28 Jun Nutrient Deficiencies in Pregnancy
As a registered dietitian working in a OB practice, I see countless women during their pregnancies referred to me for various nutrient deficiencies that arise during the nine months. Sometimes I have lab values to work off of; for example all pregnant women have their hemoglobin and hematocrit checked during pregnancy, which can be a measure of iron levels. But more often than not for all other nutrients I have physical symptoms and a diet recall to rely on. A diet recall is when the expecting mothers recalls all the foods and beverages she consumed in the last 24-48 hours. By getting an idea of her typical diet through food, I can quantitatively assess what nutrients she may be lacking. Here, the most common deficiencies I see in my pregnant mamas:
Calcium is essential for building a baby’s bones and teeth. Many women are not getting enough calcium before pregnancy putting them at risk for bone loss during pregnancy. A lot of women today are also avoiding dairy due to digestive discomfort. Additionally, most people aren’t drinking a glass of milk with their lunch like they used to! Dairy products, including milk, cheese and yogurt provide the best sources of calcium, however, other great non-dairy sources of calcium include sardines, tofu, fortified orange juice or soy milk and dark leafy greens. A calcium supplement is always an option, but keep in mind it can be constipating for some women (especially calcium carbonate).
During pregnancy women need additional iron to help red blood cells deliver more blood to supply oxygen to the baby. Iron is more easily absorbed as heme iron, the type of iron found in animal foods such as red meat, chicken and fish. Quite often women experience aversions to animal protein during pregnancy making it difficult to meet their increased iron and protein nutritional needs. Check to make sure your prenatal vitamin includes iron (not all do). Consume iron-rich vegetables, like spinach, and legumes such as beans and chickpeas, and fortified breakfast cereals. If able, eat iron-rich foods with vitamin C, like orange juice or tomatoes, which enhances the body’s absorption of iron. If found to be anemic during pregbacy you may be recommended an additional iron supplement. Take it with Vitamin C, too.

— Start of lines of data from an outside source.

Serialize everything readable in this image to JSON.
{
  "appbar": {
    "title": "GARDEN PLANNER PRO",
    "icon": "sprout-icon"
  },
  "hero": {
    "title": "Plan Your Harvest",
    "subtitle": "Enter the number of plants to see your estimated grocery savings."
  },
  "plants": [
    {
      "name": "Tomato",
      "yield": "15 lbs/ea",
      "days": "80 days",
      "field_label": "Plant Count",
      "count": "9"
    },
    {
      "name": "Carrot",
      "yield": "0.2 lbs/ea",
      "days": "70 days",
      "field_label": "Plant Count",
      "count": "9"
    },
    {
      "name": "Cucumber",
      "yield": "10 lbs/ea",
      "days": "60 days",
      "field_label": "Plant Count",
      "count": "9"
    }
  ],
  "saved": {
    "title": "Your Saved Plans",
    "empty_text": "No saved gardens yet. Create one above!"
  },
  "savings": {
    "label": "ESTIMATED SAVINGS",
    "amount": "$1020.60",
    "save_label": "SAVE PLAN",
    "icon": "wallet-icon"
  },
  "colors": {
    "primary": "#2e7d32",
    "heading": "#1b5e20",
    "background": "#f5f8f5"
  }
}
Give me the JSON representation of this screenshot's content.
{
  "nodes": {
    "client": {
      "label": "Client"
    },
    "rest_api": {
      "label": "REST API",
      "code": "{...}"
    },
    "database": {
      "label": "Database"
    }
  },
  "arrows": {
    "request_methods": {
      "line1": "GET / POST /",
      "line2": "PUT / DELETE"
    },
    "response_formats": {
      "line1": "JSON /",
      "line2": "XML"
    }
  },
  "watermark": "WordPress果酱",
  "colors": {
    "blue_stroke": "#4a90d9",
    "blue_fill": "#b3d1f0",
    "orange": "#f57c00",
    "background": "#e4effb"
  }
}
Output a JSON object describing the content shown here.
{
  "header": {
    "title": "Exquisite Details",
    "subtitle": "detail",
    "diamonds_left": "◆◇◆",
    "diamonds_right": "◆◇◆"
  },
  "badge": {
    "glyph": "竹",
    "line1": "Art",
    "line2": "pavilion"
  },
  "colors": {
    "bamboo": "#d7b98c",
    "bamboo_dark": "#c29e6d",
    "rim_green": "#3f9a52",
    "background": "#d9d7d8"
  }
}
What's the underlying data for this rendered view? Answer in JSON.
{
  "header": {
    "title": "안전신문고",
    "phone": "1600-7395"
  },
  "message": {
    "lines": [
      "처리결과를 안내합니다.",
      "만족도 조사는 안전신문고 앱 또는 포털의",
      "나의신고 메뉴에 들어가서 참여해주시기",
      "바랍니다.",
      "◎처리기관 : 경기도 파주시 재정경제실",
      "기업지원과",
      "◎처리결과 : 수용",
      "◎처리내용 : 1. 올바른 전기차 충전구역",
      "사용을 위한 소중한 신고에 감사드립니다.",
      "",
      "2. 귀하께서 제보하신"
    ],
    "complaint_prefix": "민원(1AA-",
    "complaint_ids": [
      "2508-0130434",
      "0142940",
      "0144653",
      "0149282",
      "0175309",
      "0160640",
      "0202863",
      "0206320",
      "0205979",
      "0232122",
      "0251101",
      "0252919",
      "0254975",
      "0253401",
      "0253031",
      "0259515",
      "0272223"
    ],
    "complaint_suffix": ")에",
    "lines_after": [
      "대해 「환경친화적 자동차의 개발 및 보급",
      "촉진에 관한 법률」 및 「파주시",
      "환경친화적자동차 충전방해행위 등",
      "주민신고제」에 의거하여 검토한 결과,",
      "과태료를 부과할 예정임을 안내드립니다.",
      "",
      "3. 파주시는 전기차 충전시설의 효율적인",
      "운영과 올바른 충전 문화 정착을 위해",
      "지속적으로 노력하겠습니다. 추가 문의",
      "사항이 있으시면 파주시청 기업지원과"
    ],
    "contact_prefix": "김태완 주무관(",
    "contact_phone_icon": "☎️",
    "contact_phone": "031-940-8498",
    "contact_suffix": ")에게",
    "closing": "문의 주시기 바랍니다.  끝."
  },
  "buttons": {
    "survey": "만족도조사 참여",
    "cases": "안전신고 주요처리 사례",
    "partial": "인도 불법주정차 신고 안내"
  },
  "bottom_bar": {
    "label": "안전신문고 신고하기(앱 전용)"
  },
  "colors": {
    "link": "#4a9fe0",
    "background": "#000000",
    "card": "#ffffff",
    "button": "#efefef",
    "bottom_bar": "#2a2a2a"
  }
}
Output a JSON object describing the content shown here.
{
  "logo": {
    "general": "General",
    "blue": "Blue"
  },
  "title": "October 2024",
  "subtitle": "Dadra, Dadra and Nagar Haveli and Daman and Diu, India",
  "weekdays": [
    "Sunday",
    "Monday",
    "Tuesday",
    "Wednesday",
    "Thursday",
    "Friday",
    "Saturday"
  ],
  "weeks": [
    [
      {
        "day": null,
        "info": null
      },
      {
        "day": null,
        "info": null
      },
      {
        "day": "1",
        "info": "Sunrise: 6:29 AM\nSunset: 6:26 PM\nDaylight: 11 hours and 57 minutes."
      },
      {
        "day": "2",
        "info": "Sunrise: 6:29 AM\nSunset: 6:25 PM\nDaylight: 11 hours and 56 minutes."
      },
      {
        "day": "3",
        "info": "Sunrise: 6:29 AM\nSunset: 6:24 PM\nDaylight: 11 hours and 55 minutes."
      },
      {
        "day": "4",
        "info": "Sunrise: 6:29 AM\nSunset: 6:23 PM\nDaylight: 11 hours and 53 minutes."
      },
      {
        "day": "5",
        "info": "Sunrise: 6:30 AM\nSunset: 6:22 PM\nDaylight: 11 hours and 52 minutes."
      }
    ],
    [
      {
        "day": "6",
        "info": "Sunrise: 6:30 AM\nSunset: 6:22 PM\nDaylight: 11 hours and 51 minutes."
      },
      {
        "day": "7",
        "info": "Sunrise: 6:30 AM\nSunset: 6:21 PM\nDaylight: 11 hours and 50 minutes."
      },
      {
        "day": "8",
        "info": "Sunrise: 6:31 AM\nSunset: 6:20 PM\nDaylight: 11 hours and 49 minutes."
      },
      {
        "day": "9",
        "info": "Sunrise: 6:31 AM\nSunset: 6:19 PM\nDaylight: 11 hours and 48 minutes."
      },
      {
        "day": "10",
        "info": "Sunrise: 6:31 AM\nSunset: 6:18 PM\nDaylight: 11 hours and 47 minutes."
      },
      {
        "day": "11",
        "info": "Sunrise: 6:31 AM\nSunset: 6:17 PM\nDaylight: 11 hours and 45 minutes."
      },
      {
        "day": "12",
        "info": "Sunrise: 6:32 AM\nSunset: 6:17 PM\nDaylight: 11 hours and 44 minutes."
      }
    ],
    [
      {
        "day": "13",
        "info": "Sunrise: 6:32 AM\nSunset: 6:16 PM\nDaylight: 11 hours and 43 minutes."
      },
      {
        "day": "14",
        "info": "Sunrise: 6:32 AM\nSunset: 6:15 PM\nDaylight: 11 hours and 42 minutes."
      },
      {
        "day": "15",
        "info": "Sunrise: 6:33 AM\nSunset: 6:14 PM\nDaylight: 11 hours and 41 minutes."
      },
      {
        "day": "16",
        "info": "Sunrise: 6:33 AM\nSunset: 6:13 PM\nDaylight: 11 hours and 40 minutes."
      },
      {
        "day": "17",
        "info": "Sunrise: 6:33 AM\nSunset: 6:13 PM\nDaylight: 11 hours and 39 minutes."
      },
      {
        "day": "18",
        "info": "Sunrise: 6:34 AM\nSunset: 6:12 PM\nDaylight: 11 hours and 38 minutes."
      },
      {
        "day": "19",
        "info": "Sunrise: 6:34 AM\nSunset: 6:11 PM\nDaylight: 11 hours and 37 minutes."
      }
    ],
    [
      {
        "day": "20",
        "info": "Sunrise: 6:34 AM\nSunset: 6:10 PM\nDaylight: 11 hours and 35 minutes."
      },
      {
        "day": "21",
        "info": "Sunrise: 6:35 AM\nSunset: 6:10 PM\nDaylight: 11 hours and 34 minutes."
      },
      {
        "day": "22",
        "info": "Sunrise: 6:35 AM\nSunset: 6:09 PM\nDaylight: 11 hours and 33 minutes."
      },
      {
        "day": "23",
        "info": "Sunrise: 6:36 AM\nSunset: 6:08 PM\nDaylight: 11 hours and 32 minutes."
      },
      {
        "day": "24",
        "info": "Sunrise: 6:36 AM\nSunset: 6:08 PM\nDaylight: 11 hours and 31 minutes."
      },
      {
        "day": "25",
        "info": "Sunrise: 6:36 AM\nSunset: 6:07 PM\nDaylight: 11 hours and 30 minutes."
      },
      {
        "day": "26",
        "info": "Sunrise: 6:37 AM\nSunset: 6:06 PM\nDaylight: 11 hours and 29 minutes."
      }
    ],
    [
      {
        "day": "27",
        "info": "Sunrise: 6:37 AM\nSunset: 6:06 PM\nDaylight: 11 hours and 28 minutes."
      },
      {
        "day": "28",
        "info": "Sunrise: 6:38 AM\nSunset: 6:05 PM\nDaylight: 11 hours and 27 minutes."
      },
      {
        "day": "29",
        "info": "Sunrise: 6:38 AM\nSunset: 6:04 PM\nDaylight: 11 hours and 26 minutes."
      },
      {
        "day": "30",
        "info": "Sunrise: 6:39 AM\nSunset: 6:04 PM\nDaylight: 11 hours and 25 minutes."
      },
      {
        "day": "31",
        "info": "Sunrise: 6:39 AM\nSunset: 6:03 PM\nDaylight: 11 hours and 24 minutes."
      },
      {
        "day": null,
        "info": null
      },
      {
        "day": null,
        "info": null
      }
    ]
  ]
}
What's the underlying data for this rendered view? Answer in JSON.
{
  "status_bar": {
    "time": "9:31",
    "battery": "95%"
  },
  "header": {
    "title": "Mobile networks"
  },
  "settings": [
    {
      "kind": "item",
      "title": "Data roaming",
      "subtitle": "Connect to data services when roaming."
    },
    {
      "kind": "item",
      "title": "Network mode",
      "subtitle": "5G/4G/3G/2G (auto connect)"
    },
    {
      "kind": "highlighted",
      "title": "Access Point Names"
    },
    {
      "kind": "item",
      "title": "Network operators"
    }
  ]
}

Even when not pregnant most women aren’t getting enough Vitamin D, which is mainly absorbed from sunlight, fortified milk and fatty fish. Vitamin D works with calcium to help build a baby’s bones and teeth. It also is necessary for skin and eyesight development. Most prenatal vitamins have 400 IU of Vitamin D, while 600 IU is recommended for pregnancy or breastfeeding. The majority of women are either indoors or outside slathered in sunscreen during peak sunlight hours in the summer months. So where to get that much-needed Vitamin D? Like calcium and iron, opt for foods such as cereals or beverages that have been fortified with Vitamin D, or aim for a few servings of salmon or sardines per week. Ask to have your Vitamin D levels checked before conceiving and if your levels are low consider adding a supplement.
Fish is not only a great source of protein but high in omega-3 fatty acids (or as we know it, EPA and DHA, with EPA being the precursor metabolized to DHA in the liver). Intake of omega 3’s is important for the baby’s visual and cognitive development. However, most women during pregnancy limit their fish consumption due to concerns about mercury levels and other environmental toxins. Some foods, like eggs, flaxseeds and walnuts are high in omega 3’s, but just to be on the safe side consider either a prenatal vitamin with DHA or a DHA supplement.
It’s recommended to take a minimum of 400 mg of folic acid daily for at least one month prior to conception and throughout pregnancy as research has shown it may prevent birth defects to the baby’s brain and spine. Folate is also important for general growth and development of the baby and placenta. It’s the natural occurring B-vitamin found in foods, while the more commonly known folic acid is the synthetic version of folate added to foods. Just because mom is taking a prenatal vitamin doesn’t mean she shouldn’t make an effort to consume folate-rich foods. Like the other vitamins and minerals, many foods today are fortified with folic acid including cereals, breads, pastas and orange juice. Make it a priority to increase intake of these foods plus dark leafy green vegetables and legumes (beans, lentils, peanuts) especially when trying to conceive and during the early months of pregnancy.
Constipation during pregnancy is one of the biggest side effects my pregnant mother’s vent to me about. While it’s likely caused by hormonal changes that affect the small bowel, most women aren’t meeting the recommended 25-30 grams of fiber per day. Increase fiber intake slowly to prevent bloating by eating fruits and vegetables with their skins/peels, dried fruits such as prunes, and whole grains such as brown rice, oatmeal, quinoa and bran. Increasing fiber intake doesn’t always work on it’s own – make sure to drink adequate fluids (12 8 oz cups/day) and incorporate movement or light exercise into your routine.